# Capitolo 5: Dentmax, Exploratory Data Analysis

In [None]:
# Import necessary libraries
import pandas as pd
import matplotlib.pyplot as plt
import seaborn as sns
import numpy as np
from scipy.stats import pearsonr

# Read the data
df = pd.read_excel("data/Capitolo5e6-DentMax.xlsx")

# Display the first few rows of the dataframe
df.head()


## Statistica descrittiva

In [None]:
df.describe()

In [None]:
# Compute correlation matrix
corr = df.corr()

# Plot the heatmap
plt.figure(figsize=(16, 12))
sns.heatmap(corr, annot=True, cmap='coolwarm', vmin=-1, vmax=1)
plt.show()


In [None]:
# Identify numeric columns
numeric_cols = df.select_dtypes(include=[np.number]).columns.tolist()

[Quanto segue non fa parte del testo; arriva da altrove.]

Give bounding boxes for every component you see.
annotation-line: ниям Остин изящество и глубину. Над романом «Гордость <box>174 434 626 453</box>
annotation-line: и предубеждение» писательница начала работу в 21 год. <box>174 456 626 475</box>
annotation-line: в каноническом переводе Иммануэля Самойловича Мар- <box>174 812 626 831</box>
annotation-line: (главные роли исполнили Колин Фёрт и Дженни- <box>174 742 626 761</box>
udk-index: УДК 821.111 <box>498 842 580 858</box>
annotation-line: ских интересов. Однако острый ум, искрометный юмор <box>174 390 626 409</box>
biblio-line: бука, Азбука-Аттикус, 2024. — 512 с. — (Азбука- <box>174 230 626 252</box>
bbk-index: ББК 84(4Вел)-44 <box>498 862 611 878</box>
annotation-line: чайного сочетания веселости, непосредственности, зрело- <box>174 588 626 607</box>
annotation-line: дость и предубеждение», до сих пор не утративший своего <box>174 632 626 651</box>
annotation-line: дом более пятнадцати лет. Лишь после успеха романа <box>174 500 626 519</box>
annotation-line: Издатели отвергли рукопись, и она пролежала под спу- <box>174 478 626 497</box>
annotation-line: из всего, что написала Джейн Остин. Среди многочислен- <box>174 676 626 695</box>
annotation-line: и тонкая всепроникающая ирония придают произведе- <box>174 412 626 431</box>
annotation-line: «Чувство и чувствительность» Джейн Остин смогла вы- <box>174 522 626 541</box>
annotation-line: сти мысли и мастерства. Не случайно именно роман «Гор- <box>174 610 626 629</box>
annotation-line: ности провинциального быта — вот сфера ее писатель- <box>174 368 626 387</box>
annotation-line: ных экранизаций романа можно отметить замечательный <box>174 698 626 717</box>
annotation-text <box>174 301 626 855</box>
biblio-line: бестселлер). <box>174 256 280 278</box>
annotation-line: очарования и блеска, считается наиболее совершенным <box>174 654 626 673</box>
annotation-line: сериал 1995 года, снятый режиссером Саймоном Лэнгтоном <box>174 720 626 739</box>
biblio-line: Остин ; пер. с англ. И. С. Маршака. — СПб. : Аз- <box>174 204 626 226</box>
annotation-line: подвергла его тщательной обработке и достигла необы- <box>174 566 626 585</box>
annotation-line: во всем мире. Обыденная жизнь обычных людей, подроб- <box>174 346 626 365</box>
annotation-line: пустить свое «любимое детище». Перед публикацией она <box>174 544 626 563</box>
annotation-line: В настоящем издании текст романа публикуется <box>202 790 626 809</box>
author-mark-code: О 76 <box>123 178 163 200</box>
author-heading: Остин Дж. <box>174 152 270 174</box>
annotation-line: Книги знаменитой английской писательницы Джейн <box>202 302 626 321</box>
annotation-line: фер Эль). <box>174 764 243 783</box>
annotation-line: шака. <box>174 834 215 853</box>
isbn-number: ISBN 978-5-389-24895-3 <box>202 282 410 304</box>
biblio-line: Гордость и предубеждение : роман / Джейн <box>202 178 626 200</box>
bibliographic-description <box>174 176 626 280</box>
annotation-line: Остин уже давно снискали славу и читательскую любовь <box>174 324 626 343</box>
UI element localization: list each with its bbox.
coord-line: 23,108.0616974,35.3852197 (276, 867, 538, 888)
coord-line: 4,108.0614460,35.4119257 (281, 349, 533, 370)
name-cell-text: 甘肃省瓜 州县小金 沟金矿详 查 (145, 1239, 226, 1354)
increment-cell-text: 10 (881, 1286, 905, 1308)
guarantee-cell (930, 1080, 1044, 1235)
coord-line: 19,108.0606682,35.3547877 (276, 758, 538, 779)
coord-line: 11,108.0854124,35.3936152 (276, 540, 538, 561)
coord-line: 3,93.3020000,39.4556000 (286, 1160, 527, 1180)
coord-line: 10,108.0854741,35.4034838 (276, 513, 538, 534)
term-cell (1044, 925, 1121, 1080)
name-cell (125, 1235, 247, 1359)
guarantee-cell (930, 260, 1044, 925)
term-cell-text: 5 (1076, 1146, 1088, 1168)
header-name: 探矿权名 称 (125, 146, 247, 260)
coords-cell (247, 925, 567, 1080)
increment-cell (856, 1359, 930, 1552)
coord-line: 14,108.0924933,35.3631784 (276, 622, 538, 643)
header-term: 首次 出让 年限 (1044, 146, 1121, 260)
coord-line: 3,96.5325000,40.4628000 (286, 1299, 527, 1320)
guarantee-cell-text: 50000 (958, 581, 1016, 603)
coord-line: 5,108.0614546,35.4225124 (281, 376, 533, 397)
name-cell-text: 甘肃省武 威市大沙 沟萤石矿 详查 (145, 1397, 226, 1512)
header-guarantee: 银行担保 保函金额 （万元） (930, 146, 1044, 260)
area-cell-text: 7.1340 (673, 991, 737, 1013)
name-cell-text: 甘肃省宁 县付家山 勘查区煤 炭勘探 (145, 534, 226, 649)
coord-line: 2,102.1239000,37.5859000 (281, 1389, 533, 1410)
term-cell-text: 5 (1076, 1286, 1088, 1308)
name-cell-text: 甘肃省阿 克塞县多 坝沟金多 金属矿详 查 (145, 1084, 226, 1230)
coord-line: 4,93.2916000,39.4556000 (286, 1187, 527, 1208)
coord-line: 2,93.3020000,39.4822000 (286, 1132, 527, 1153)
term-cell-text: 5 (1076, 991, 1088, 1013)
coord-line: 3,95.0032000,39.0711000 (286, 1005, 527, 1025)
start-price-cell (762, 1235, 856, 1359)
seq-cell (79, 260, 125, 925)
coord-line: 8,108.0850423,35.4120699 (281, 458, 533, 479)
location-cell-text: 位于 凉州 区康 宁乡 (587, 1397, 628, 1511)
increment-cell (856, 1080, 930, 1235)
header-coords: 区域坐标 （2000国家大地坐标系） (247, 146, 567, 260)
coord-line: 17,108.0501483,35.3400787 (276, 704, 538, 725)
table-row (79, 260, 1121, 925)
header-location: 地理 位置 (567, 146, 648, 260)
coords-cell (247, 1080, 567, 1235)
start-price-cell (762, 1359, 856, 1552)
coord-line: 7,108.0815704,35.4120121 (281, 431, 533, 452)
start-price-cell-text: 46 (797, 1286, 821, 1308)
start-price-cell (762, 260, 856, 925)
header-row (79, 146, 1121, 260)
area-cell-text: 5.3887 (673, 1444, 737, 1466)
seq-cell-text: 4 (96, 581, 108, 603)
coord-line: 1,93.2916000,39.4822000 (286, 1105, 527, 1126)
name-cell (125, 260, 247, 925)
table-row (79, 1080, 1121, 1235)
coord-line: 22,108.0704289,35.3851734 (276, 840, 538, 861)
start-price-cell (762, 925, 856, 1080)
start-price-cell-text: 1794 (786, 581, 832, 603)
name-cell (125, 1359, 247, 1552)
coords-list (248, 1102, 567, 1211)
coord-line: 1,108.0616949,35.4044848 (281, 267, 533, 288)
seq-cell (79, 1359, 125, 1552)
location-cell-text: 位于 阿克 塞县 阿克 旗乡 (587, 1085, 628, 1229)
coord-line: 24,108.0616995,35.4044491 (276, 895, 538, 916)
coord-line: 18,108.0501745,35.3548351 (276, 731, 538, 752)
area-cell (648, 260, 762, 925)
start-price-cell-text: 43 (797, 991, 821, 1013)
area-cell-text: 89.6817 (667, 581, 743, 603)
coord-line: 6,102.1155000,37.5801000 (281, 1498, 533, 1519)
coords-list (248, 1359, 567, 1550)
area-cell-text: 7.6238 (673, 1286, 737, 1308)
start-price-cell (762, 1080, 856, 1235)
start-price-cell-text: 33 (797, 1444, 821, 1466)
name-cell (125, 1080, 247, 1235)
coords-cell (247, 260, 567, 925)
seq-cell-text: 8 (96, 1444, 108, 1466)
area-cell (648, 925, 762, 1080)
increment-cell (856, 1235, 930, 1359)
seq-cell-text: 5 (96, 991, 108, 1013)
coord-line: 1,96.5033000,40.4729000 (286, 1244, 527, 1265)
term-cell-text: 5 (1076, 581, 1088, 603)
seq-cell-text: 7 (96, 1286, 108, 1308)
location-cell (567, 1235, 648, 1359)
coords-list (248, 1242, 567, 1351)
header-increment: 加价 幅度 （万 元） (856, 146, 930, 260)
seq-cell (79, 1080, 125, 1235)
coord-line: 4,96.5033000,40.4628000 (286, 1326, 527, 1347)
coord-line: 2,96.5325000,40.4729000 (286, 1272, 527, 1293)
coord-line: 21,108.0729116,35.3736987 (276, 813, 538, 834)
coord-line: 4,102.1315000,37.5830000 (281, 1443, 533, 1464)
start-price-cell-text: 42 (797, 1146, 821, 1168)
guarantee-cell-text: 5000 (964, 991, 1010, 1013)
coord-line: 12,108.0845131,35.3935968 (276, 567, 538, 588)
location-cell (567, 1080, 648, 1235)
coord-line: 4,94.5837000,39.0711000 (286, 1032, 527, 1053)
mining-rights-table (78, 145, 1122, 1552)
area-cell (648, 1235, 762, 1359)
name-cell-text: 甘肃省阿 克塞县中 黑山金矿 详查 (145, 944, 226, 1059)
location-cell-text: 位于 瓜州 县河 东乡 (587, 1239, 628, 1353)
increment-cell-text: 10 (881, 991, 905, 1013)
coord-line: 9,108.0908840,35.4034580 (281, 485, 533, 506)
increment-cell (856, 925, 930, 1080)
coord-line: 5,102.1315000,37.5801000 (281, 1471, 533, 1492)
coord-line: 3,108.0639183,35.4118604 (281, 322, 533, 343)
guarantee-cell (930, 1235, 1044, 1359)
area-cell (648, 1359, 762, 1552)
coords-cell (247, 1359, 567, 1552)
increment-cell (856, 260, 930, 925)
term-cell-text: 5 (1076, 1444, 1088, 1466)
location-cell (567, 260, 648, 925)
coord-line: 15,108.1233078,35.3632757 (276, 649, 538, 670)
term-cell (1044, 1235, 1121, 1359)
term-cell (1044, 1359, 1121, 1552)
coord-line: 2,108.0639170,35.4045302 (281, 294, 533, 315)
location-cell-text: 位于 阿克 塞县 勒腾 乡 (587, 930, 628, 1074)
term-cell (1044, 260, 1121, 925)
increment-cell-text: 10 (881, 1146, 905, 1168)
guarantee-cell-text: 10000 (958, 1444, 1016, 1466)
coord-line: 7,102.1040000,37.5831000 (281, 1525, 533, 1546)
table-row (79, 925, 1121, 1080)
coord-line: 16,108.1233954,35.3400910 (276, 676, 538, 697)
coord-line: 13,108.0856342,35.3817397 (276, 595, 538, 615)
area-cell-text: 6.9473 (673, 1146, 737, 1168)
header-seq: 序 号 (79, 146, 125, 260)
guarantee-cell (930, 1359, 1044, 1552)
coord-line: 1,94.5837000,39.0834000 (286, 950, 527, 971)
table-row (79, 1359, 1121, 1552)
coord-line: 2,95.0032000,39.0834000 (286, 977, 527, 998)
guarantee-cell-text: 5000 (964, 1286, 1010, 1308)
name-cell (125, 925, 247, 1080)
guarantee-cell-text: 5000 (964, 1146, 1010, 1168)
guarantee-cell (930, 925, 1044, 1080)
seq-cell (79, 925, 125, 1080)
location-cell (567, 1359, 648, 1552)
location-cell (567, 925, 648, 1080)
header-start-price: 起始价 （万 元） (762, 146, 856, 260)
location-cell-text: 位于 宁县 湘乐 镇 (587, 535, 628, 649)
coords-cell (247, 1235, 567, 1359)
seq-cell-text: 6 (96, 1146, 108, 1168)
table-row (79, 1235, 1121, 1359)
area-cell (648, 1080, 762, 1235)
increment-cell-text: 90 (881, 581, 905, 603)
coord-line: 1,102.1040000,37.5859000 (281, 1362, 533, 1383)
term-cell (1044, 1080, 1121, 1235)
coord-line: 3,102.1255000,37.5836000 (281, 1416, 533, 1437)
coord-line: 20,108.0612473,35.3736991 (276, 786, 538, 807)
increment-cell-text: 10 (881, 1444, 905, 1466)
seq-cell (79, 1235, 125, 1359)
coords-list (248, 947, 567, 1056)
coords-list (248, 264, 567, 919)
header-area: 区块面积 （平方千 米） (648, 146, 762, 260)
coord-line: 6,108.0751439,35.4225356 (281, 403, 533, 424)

# Compute correlation for numeric columns
corr = df[numeric_cols].corr()

# For p-values, we'll initialize an empty DataFrame with the same shape as the correlation matrix
pvals = pd.DataFrame(index=numeric_cols, columns=numeric_cols)

# Populate the p-value matrix for only numeric columns
for i in numeric_cols:
    for j in numeric_cols:
        _, p = pearsonr(df[i], df[j])
        pvals.loc[i, j] = p

# Mask for significant correlations: Let's assume significance level is 0.05
mask_significant = pvals > 0.05

# Plot the heatmap with correlations and mask non-significant ones
plt.figure(figsize=(18, 14))
sns.heatmap(corr, annot=True, cmap='coolwarm', vmin=-1, vmax=1, mask=mask_significant, cbar_kws={'label': 'Pearson Correlation'})

# Ensure row and column names are displayed
plt.xticks(rotation=90)  # Optional: This rotates x labels for better visibility if they're long.
plt.yticks(rotation=0)   # This ensures y labels are horizontal.

plt.show()